Venezuela decreta emergência após terremotos de 7,2 e 7,5 que abalam sete regiões e geram alerta de tsunami

O território da Venezuela foi sacudido por dois terremotos de forte magnitude, de 7,2 e 7,5 na escala Richter, entre o fim da tarde e a noite desta quarta-feira (24), seguidos de 20 réplicas. Em comunicado divulgado pela Telesur, emissora estatal da Venezuela, a presidente Delcy Rodríguez anunciou que decretou estado de emergência para lidar com as consequências do desastre e pediu união à população para salvar vidas. As regiões mais afetadas no país foram Trujillo, Yaracuy, Carabobo, Aragua, Miranda, Caracas e La Guarda, segundo a Telesur. A presidente venezuelana pediu ampla mobilização dos profissionais de saúde e também anunciou a suspensão de aulas nos próximos dias desta semana.

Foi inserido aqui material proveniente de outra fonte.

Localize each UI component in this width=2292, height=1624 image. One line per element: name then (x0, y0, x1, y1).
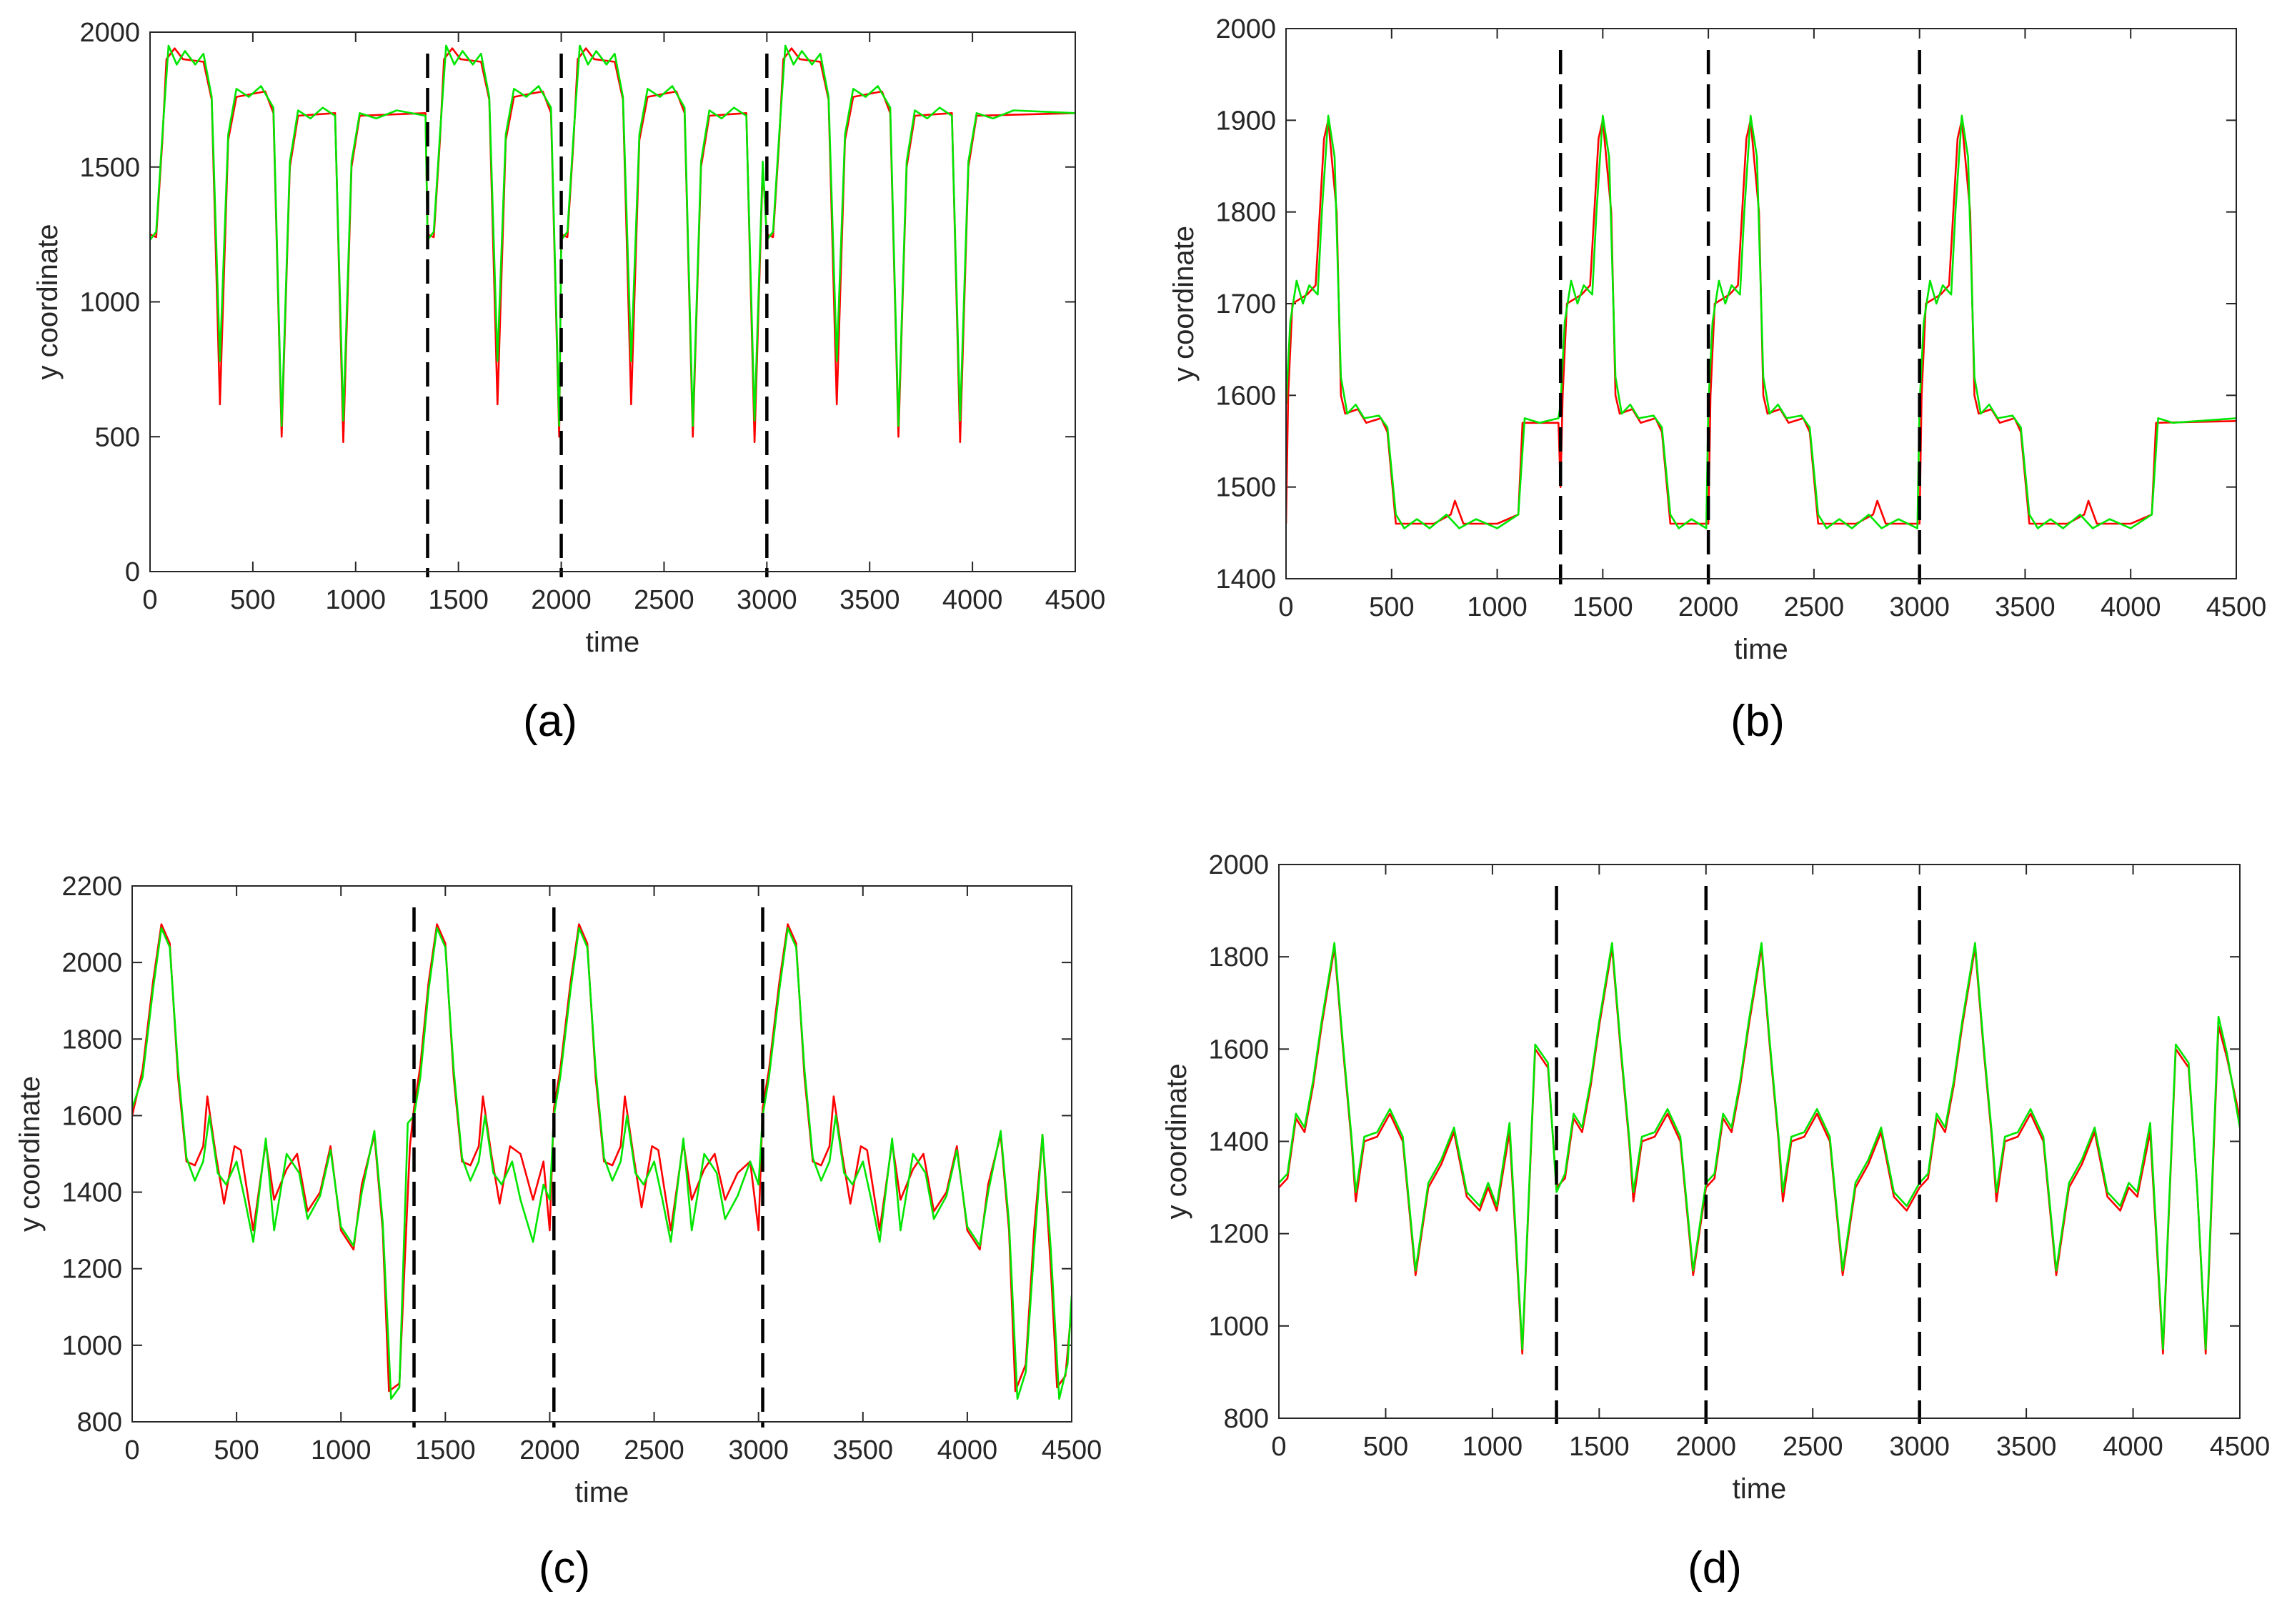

Segundo o Centro Nacional de Alerta de Tsunamis dos Estados Unidos, os tremores foram registrados com 39 segundos de diferença. O órgão chegou a emitir um alerta de tsunami para Porto Rico e as Ilhas Virgens, mas suspendeu os avisos. O Serviço Geológico dos Estados Unidos (USGS) informou inicialmente que o principal tremor tinha magnitude de 7,1 graus na escala Richter, mas atualizou a intensidade para 7,5. O epicentro do terremoto principal foi localizado próximo à costa venezuelana, o que explica a amplitude dos efeitos sentidos em uma vasta área.

Tremores no Brasil

Brasileiros da Região Norte do país relataram ter percebido os terremotos. A Defesa Civil do Estado do Amazonas informou que um tremor de terra foi sentido por moradores de Manaus, Barcelos e Iranduba, mas sem causar vítimas. O prefeito Igor Normando, de Belém, disse nas redes sociais que a cidade também tremeu e prédios foram evacuados por precaução nos bairros de Umarizal, Jurunas, Cremação e Pedreira. O prefeito pediu calma e atenção às orientações do poder público. O impacto sísmico no Brasil, embora sem danos materiais ou humanos, evidencia a magnitude dos eventos e a necessidade de coordenação regional para resposta a desastres naturais.

O panorama político geral na Venezuela, marcado por tensões internas e crise econômica, torna a resposta a este desastre ainda mais desafiadora. A decretação de estado de emergência pela presidente Delcy Rodríguez busca centralizar esforços de socorro, mas a capacidade de mobilização de recursos e a infraestrutura de saúde e defesa civil serão testadas. A comunidade internacional, incluindo órgãos como o USGS e o Centro Nacional de Alerta de Tsunamis dos EUA, ofereceu suporte técnico, enquanto países vizinhos, como o Brasil, monitoram os efeitos. A suspensão de aulas e a convocação de profissionais de saúde indicam uma estratégia de contenção de danos, mas a extensão total dos prejuízos ainda é incerta. A situação reforça a importância de políticas de prevenção e cooperação regional para mitigar os impactos de desastres naturais em um contexto político e econômico já fragilizado.